Children's burial ground, Eyeries, Co. Cork
Co. Cork |
Burial Grounds
Just south of Eyeries village on the Beara Peninsula lies a small fenced enclosure that carries a particular weight of quiet sorrow.
Known locally as a cillin, this is a children's burial ground, one of hundreds scattered across Ireland where, for centuries, unbaptised infants and others excluded from consecrated ground were laid to rest. The church refused such children burial in parish cemeteries, and so communities found their own places, typically at liminal spots, old boundaries, or the margins of settled land.

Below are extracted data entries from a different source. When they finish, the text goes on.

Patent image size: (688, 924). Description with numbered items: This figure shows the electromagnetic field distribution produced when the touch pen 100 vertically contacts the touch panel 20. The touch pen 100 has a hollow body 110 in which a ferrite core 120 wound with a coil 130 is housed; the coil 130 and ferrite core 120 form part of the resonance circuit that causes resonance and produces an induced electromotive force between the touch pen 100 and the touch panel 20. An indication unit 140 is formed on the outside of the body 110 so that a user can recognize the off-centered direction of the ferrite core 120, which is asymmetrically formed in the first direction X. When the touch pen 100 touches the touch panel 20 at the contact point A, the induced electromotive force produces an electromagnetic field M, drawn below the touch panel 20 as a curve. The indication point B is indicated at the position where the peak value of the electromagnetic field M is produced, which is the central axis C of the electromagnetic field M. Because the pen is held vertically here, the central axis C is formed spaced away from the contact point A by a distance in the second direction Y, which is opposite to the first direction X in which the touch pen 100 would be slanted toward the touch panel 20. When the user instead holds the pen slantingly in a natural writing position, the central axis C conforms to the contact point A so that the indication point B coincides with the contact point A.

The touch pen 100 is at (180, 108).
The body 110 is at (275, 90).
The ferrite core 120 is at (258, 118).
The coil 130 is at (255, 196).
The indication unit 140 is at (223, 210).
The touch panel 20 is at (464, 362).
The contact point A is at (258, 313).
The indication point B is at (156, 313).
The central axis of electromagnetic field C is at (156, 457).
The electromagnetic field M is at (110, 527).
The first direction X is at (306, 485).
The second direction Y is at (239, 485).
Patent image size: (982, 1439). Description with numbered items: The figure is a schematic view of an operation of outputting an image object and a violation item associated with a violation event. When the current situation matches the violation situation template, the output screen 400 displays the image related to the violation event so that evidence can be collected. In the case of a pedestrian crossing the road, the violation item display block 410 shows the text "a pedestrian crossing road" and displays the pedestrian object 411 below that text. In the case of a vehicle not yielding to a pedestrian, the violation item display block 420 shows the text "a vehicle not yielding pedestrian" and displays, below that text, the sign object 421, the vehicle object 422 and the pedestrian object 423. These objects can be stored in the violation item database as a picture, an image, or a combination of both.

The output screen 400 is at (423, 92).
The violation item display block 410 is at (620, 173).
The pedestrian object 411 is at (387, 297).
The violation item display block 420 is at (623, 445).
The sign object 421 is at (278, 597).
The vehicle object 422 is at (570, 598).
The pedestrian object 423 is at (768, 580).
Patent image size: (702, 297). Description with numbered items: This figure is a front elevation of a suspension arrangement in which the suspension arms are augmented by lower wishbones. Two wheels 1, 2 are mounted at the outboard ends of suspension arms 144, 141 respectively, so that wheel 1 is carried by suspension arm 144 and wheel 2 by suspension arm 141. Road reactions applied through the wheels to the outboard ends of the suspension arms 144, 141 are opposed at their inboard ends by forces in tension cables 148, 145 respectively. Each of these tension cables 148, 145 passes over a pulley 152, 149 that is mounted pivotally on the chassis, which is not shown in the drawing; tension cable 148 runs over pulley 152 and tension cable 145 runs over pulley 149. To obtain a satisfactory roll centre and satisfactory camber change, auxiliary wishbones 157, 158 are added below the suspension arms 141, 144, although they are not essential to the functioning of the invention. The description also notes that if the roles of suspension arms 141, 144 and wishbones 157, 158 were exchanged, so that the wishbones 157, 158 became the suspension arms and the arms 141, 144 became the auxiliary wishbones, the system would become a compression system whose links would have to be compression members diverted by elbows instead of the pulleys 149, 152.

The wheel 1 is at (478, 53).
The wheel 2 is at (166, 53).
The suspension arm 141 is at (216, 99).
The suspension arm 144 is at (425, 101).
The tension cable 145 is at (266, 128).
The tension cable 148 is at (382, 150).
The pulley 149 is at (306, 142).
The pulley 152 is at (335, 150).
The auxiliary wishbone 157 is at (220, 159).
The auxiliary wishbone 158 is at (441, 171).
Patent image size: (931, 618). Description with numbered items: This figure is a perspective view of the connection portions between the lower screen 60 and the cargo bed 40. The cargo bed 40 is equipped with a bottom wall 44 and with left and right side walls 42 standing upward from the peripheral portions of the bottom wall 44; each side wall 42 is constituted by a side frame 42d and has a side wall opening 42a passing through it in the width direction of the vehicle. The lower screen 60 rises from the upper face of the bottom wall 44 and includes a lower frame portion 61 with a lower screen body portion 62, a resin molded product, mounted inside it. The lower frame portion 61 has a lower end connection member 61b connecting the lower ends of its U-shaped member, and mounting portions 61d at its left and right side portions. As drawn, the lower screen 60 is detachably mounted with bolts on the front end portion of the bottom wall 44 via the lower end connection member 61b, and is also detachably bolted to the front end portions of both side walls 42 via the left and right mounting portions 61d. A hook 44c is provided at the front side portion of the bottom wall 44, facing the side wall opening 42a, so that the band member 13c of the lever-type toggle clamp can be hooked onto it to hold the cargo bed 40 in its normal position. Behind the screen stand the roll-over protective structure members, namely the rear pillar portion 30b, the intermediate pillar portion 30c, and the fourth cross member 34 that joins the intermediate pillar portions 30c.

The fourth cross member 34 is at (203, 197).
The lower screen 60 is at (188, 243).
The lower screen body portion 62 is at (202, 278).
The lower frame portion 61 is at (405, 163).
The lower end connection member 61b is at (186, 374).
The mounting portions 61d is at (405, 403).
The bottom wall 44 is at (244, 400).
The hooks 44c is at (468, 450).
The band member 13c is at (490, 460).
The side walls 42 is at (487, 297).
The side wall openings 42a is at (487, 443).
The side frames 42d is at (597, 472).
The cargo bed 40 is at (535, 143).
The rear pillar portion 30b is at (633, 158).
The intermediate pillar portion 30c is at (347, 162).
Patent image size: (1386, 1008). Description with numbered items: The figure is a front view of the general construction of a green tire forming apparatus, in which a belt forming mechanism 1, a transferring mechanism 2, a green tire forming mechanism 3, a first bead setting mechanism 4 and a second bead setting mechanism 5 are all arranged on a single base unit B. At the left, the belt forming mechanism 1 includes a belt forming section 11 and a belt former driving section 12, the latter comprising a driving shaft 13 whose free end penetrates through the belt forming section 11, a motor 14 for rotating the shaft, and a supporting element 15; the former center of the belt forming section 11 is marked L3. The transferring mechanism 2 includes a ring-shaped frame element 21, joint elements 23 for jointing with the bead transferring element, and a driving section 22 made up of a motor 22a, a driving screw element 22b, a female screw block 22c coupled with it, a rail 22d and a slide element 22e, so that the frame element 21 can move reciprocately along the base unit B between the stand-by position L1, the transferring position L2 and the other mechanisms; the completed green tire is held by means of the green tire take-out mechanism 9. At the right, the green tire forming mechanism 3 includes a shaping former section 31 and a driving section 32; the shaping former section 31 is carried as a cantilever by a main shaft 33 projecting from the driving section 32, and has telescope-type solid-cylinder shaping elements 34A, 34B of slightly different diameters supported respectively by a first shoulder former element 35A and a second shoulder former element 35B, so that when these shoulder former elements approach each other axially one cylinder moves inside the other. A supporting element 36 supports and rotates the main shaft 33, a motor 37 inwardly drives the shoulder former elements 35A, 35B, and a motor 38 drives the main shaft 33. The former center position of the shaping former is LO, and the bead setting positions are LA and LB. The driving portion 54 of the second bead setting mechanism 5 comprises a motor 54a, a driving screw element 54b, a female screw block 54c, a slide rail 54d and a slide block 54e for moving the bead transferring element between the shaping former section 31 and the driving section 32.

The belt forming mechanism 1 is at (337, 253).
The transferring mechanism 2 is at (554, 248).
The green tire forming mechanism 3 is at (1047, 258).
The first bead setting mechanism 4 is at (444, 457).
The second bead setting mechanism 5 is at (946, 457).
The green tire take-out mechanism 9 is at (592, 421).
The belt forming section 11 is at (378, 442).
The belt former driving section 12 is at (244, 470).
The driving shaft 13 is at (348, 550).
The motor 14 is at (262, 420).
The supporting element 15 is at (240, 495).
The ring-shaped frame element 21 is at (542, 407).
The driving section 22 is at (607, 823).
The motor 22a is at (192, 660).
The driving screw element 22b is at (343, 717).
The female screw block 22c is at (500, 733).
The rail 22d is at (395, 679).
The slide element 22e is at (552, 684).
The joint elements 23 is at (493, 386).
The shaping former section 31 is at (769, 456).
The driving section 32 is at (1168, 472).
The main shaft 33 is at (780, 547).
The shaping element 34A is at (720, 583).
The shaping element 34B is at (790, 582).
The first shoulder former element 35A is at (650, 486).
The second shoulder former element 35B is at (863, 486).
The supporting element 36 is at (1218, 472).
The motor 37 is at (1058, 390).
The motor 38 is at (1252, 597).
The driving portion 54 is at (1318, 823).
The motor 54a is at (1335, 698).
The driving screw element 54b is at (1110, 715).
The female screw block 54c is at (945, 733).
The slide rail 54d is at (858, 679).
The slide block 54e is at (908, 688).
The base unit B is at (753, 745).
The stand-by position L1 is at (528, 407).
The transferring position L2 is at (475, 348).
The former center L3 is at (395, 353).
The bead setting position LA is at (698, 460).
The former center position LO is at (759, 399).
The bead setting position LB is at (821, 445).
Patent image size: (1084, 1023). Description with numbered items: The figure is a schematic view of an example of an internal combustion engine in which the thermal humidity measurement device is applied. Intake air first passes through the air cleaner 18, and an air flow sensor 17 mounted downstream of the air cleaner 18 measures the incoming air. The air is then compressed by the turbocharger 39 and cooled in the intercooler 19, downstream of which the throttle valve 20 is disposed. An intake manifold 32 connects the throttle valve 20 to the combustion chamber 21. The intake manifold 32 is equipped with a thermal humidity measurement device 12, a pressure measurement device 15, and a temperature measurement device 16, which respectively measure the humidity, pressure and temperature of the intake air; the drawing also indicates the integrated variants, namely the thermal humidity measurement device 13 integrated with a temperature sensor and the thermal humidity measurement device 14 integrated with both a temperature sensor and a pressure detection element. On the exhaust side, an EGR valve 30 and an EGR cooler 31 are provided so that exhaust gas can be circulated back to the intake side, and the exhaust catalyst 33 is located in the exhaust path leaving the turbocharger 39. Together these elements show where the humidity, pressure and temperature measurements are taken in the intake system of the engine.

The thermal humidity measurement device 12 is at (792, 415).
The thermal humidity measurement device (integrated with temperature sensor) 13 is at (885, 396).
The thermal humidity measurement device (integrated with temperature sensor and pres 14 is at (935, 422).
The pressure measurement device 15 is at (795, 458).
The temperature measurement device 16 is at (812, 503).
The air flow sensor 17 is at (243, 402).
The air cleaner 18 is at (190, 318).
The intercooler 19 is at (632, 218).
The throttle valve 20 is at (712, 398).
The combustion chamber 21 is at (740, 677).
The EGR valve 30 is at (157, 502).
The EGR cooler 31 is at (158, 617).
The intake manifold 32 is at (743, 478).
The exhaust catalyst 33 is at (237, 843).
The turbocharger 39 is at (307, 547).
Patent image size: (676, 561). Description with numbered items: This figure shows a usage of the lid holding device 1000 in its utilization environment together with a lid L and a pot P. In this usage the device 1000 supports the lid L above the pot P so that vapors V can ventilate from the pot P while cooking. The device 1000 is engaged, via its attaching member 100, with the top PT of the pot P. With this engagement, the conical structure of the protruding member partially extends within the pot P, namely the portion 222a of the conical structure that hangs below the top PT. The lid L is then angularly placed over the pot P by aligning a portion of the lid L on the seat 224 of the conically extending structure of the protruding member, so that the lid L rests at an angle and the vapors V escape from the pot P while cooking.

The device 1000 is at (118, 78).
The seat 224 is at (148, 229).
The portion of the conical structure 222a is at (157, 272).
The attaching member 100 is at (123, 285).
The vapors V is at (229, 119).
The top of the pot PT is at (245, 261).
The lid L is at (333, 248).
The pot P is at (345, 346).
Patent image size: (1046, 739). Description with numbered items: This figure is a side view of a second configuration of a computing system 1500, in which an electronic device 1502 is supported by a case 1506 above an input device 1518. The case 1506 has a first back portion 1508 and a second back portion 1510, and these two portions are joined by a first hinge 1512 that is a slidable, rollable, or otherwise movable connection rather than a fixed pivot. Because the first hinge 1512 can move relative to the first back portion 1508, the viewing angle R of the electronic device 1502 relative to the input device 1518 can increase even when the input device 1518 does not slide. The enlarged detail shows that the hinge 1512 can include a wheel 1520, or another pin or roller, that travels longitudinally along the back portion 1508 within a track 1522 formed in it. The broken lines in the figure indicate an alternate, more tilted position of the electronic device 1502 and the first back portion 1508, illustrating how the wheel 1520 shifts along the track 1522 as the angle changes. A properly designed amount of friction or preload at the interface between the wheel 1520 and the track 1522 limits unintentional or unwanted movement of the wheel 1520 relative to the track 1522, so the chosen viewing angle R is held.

This one sits on a sub-rectangular patch of rough grazing, fenced off and kept by the local community, with a rock outcrop rising at its highest point.
The site appears on the 25-inch Ordnance Survey map, which places it in the late nineteenth or early twentieth century for its formal cartographic recognition, though it is absent from earlier editions, suggesting either that it predates reliable mapping or that it was simply overlooked. Within the enclosure, numerous plain stone markers indicate individual graves, unadorned and without inscription. Near the entrance stands a single exception, a stone with a cross carved into its face, a small gesture of formal commemoration among otherwise unmarked ground. The community continues to maintain the site, which says something about the way these places are held in local memory, not as relics to be catalogued, but as ground that still belongs to somebody.